We see a similar trend as with our method. Let's try to superpose them:
LPT_unrelated_merge <- rbind(cbind(LPT_unrelated_perf, method = factor("corr")),
cbind(LPT_unrelated_siegel_perf, method = factor("siegel")))
library(ggplot2)
p <- ggplot(data = LPT_unrelated_merge, aes(x = corr, y = ratio, group = method))
p <- p + geom_smooth()
p
## geom_smooth: method="auto" and size of largest group is >=1000, so using gam with formula: y ~ s(x, bs = "cs"). Use 'method = x' to change the smoothing method.
Siegel trend's is less linear. And the behavior when the correlation is greater than 0.8 may be difficult to assess. Recall that this method was not presented as one in which the correlation coefficient may be controlled. Thus, many published paper may have used arbitrary parameters that do not yield all the possible behaviors that our method does. To be more fair, it may be relevant to see which area are of this curve are generally studied to assess its potential bias.

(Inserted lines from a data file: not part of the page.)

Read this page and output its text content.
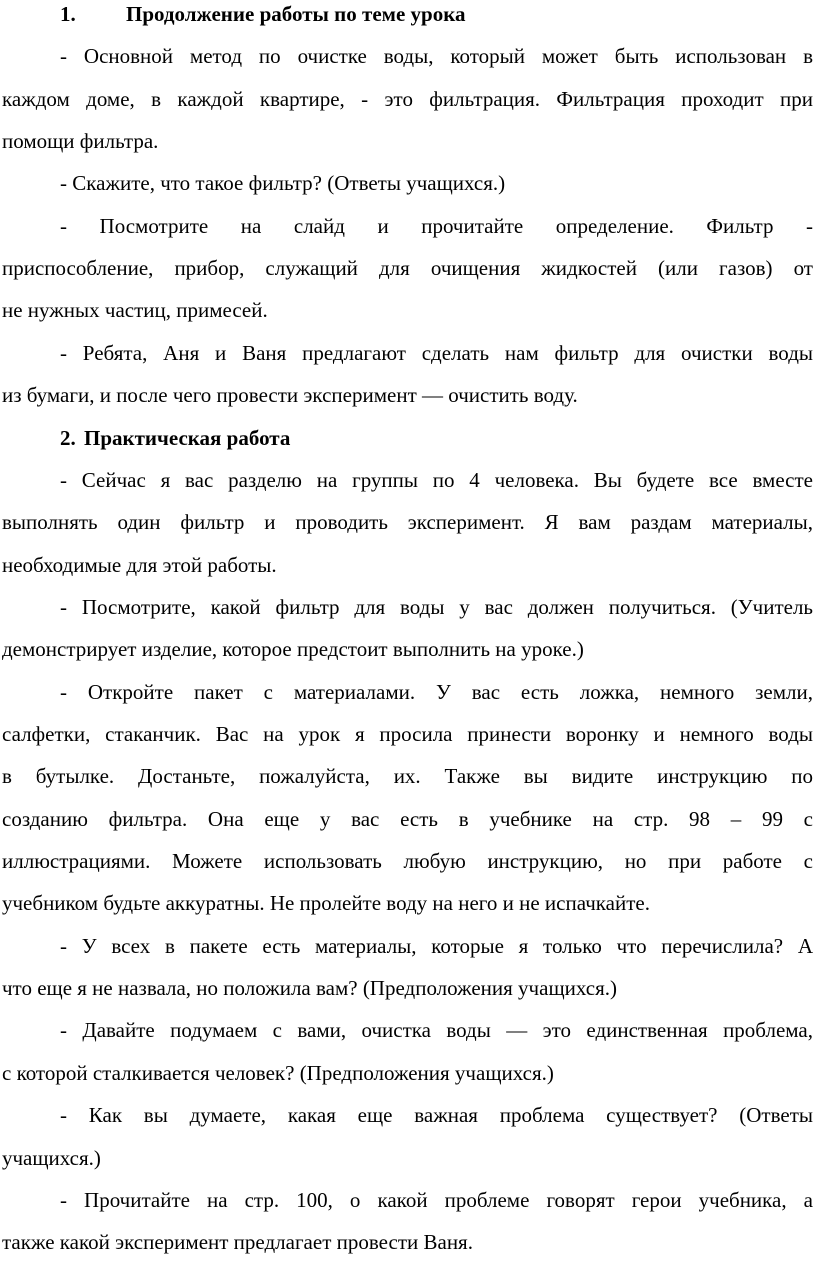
1. Продолжение работы по теме урока
- Основной метод по очистке воды, который может быть использован в
каждом доме, в каждой квартире, - это фильтрация. Фильтрация проходит при
помощи фильтра.
- Скажите, что такое фильтр? (Ответы учащихся.)
- Посмотрите на слайд и прочитайте определение. Фильтр -
приспособление, прибор, служащий для очищения жидкостей (или газов) от
не нужных частиц, примесей.
- Ребята, Аня и Ваня предлагают сделать нам фильтр для очистки воды
из бумаги, и после чего провести эксперимент — очистить воду.
2. Практическая работа
- Сейчас я вас разделю на группы по 4 человека. Вы будете все вместе
выполнять один фильтр и проводить эксперимент. Я вам раздам материалы,
необходимые для этой работы.
- Посмотрите, какой фильтр для воды у вас должен получиться. (Учитель
демонстрирует изделие, которое предстоит выполнить на уроке.)
- Откройте пакет с материалами. У вас есть ложка, немного земли,
салфетки, стаканчик. Вас на урок я просила принести воронку и немного воды
в бутылке. Достаньте, пожалуйста, их. Также вы видите инструкцию по
созданию фильтра. Она еще у вас есть в учебнике на стр. 98 – 99 с
иллюстрациями. Можете использовать любую инструкцию, но при работе с
учебником будьте аккуратны. Не пролейте воду на него и не испачкайте.
- У всех в пакете есть материалы, которые я только что перечислила? А
что еще я не назвала, но положила вам? (Предположения учащихся.)
- Давайте подумаем с вами, очистка воды — это единственная проблема,
с которой сталкивается человек? (Предположения учащихся.)
- Как вы думаете, какая еще важная проблема существует? (Ответы
учащихся.)
- Прочитайте на стр. 100, о какой проблеме говорят герои учебника, а
также какой эксперимент предлагает провести Ваня.
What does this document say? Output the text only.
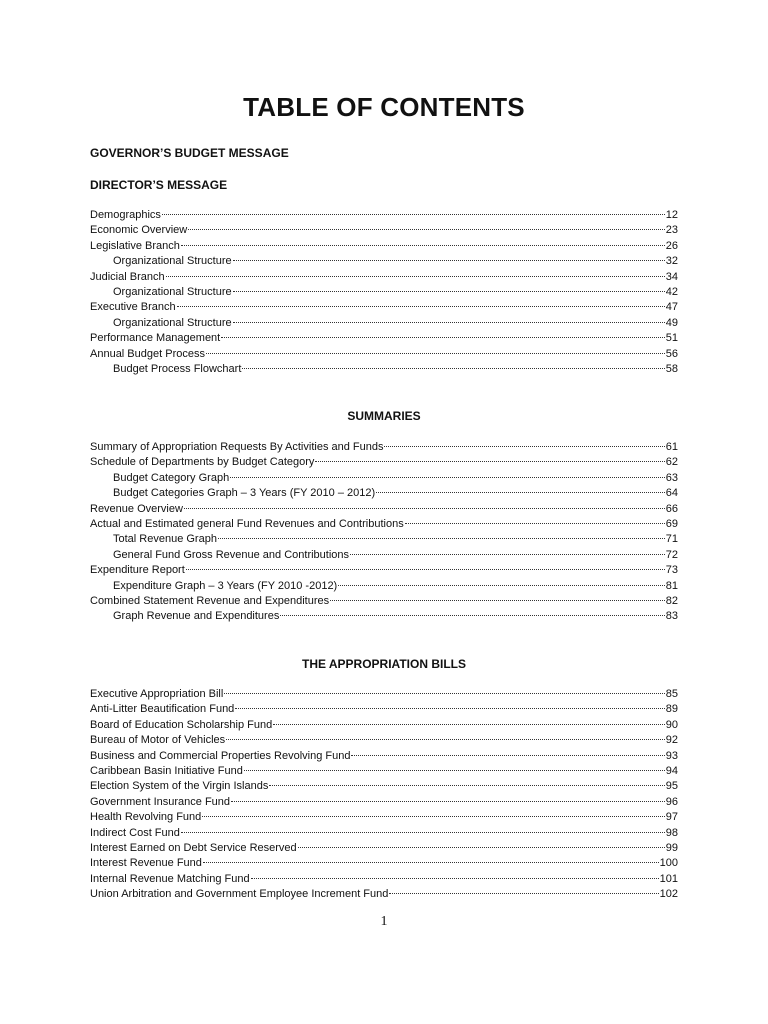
TABLE OF CONTENTS
GOVERNOR’S BUDGET MESSAGE
DIRECTOR’S MESSAGE
Demographics	12
Economic Overview	23
Legislative Branch	26
Organizational Structure	32
Judicial Branch	34
Organizational Structure	42
Executive Branch	47
Organizational Structure	49
Performance Management	51
Annual Budget Process	56
Budget Process Flowchart	58
SUMMARIES
Summary of Appropriation Requests By Activities and Funds	61
Schedule of Departments by Budget Category	62
Budget Category Graph	63
Budget Categories Graph – 3 Years (FY 2010 – 2012)	64
Revenue Overview	66
Actual and Estimated general Fund Revenues and Contributions	69
Total Revenue Graph	71
General Fund Gross Revenue and Contributions	72
Expenditure Report	73
Expenditure Graph – 3 Years (FY 2010 -2012)	81
Combined Statement Revenue and Expenditures	82
Graph Revenue and Expenditures	83
THE APPROPRIATION BILLS
Executive Appropriation Bill	85
Anti-Litter Beautification Fund	89
Board of Education Scholarship Fund	90
Bureau of Motor of Vehicles	92
Business and Commercial Properties Revolving Fund	93
Caribbean Basin Initiative Fund	94
Election System of the Virgin Islands	95
Government Insurance Fund	96
Health Revolving Fund	97
Indirect Cost Fund	98
Interest Earned on Debt Service Reserved	99
Interest Revenue Fund	100
Internal Revenue Matching Fund	101
Union Arbitration and Government Employee Increment Fund	102
1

We have a first idea of what we can expect from our generation method and how our proposed heuristics behave. The idea now is to analyse what can be gained from a methodological point of view by using our generation method.
A first question is the following: when using Siegel's method as it was published, how are the properties of the matrices distributed (correlation, but also mean and standard deviation)? To answer this question, we could select a subset of articles (or all) that used this method and try to reproduce the matrices to get their properties (or just the experimentation plan). Depending on the result of this study, a bias could appear.
A second question is whether our method by proposing two parameters may lead to different conclusions. It is not clear yet, even though the linearity we saw already seems to be an advantage.
Another question concerns the properties of the matrix that exists in practice. Where to get such information? How to test this? Should GPU/CPU be included? Can BOINC provide data on this?
If setting both correlations to the same value leads to the same conclusions and if concrete cost matrix does not have distinct values, our method could be simplified.
As a side contribution, we may prove that LPT is the best heuristics in our collection for uniform platforms (if it is indeed the case).